I'm trying to write a Python script that will take any CSV file, run it through a geocoder, and then write the resulting geocoding attributes (+ all the data from the original file) to a new csv file.
My code so far is the following, and I should note everything is working as expected except for combining the geocoding attributes with the data in the raw csv file. Currently what's happening is that all the original csv file's field values for a particular row are presented as just one value in the csv file (although the geocoding attributes appear correctly). The problem with the script is located towards the end. I left out the code for the different classes for brevity.
I should also note I'm using hasattr* because although I don't know what all fields are in the original in_file, I do know that somewhere in the input csv these fields will be present and these are the fields needed for the geocoding.
Originally I tried changing "new_file.writerow([])" to "new_file.writerow()", at this point the row input -r- did write correctly the csv file, but the geocoding attributes could no longer be written to the csv as they were looked at as additional arguments.
def locate(file=None):
""" locate by geocoding func"""
start_time = time.time()
count = 0
if file != None:
with open (file) as in_file:
f_csv = csv.reader(in_file)
# regex headers and lowercase to standarize for hasattr func.
headers = [ re.sub('["\s+]', '_', h).lower() for h in next(f_csv)]
# Used namedtuple for headers
Row = namedtuple('Row', headers)
# for row in file
for r in f_csv:
count += 1
# set row values to named tuple values
row = Row(*r)
# Try hasattr to find fields names address, city, state, zipcode
if hasattr(row, 'address'):
address = row.address
elif hasattr(row, 'address1'):
address = row.address1
if hasattr(row, 'city'):
city = row.city
if hasattr(row, 'state'):
state = row.state
elif hasattr(row, 'st'):
state = row.st
if hasattr(row, 'zipcode'):
zipCode = row.zipcode
elif hasattr(row, 'zip'):
zipCode = row.zipcode
# Create new address object
addressObject = Address(address, city, state, zipCode)
# Get response from api
data = requests.get(addressObject.__str__()).json()
try:
data['geocodeStatusCode'] = int(data['geocodeStatusCode'])
except:
data['geocodeStatusCode'] = None
if data['geocodeStatusCode'] == 'SomeNumber':
# geocoded address ideally uses parent class attributes
geocodedAddressObject = GeocodedAddress(addressObject.address, addressObject.city, addressObject.state, addressObject.zipCode, data['addressGeo']['latitude'], data['addressGeo']['longitude'], data['addressGeo']['score'])
else:
geocodedAddressObject = GeocodedAddress(addressObject.address, addressObject.city, addressObject.state, addressObject.zipCode)
# Problem Area
geocoded_file = file.replace('.csv', '_geocoded2') + '.csv'
with open(geocoded_file, 'a', newline='') as geocoded:
# Problem area -- the r -row- attribute writes all within the same cell even though they are comma separated.
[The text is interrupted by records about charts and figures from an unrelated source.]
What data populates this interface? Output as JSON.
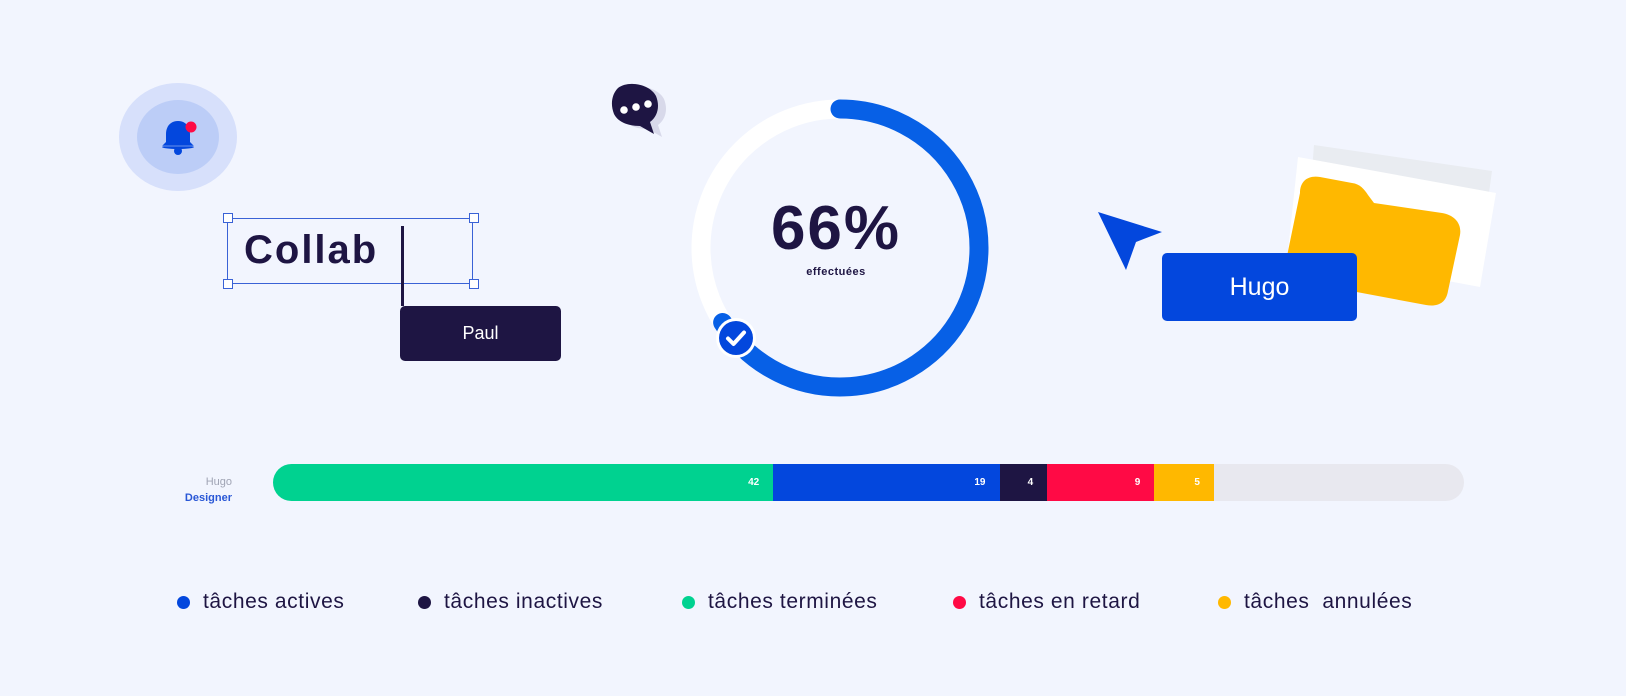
{
  "colors": {
    "background": "#f2f5fe",
    "navy": "#1e1543",
    "blue": "#0347dd",
    "green": "#00d290",
    "red": "#ff0a45",
    "yellow": "#ffb800",
    "track": "#e8e8ef"
  },
  "icons": {
    "bell": "bell-icon",
    "chat": "chat-bubble-icon",
    "check": "check-circle-icon",
    "cursor": "cursor-arrow-icon",
    "folder": "folder-icon"
  },
  "editor": {
    "collab_text": "Collab",
    "collaborator_label": "Paul"
  },
  "progress": {
    "value_text": "66%",
    "value": 0.66,
    "label": "effectuées"
  },
  "cursor_user": {
    "label": "Hugo"
  },
  "task_bar": {
    "user_name": "Hugo",
    "user_role": "Designer",
    "total_scale": 100,
    "segments": [
      {
        "key": "terminees",
        "value": 42,
        "label": "42",
        "color": "#00d290"
      },
      {
        "key": "actives",
        "value": 19,
        "label": "19",
        "color": "#0347dd"
      },
      {
        "key": "inactives",
        "value": 4,
        "label": "4",
        "color": "#1e1543"
      },
      {
        "key": "retard",
        "value": 9,
        "label": "9",
        "color": "#ff0a45"
      },
      {
        "key": "annulees",
        "value": 5,
        "label": "5",
        "color": "#ffb800"
      }
    ]
  },
  "legend": [
    {
      "label": "tâches actives",
      "color": "#0347dd"
    },
    {
      "label": "tâches inactives",
      "color": "#1e1543"
    },
    {
      "label": "tâches terminées",
      "color": "#00d290"
    },
    {
      "label": "tâches en retard",
      "color": "#ff0a45"
    },
    {
      "label": "tâches  annulées",
      "color": "#ffb800"
    }
  ]
}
The geocoding attributes do write correctly to the csv file
new_file = csv.writer(geocoded)
new_file.writerow([r, geocodedAddressObject.latitude, geocodedAddressObject.longitude, geocodedAddressObject.geocodeScore])
print('The time to geocode {} records: {}'.format(count, (time.time() - start_time)))
CSV Input Data Example:
"UID", "Occupant", "Address", "City", "State", "ZipCode"
"100001", "Playstation Theater", "New York", "NY", "10036"
"100002", "Ed Sullivan Theater", "New York, "NY", "10019"
CSV Output Example (the additional fields are parsed during geocoding)
"UID", "Occupant", "Address", "City", "State", "ZipCode", "GeoCodingLatitude", "GeoCodingLongitude", "GeoCodingScore"
"100001", "Playstation Theater", "New York", "NY", "10036", "45.1234", "-110.4567", "100"
"100002", "Ed Sullivan Theater", "New York, "NY", "10019", "44.1234", "-111.4567", "100"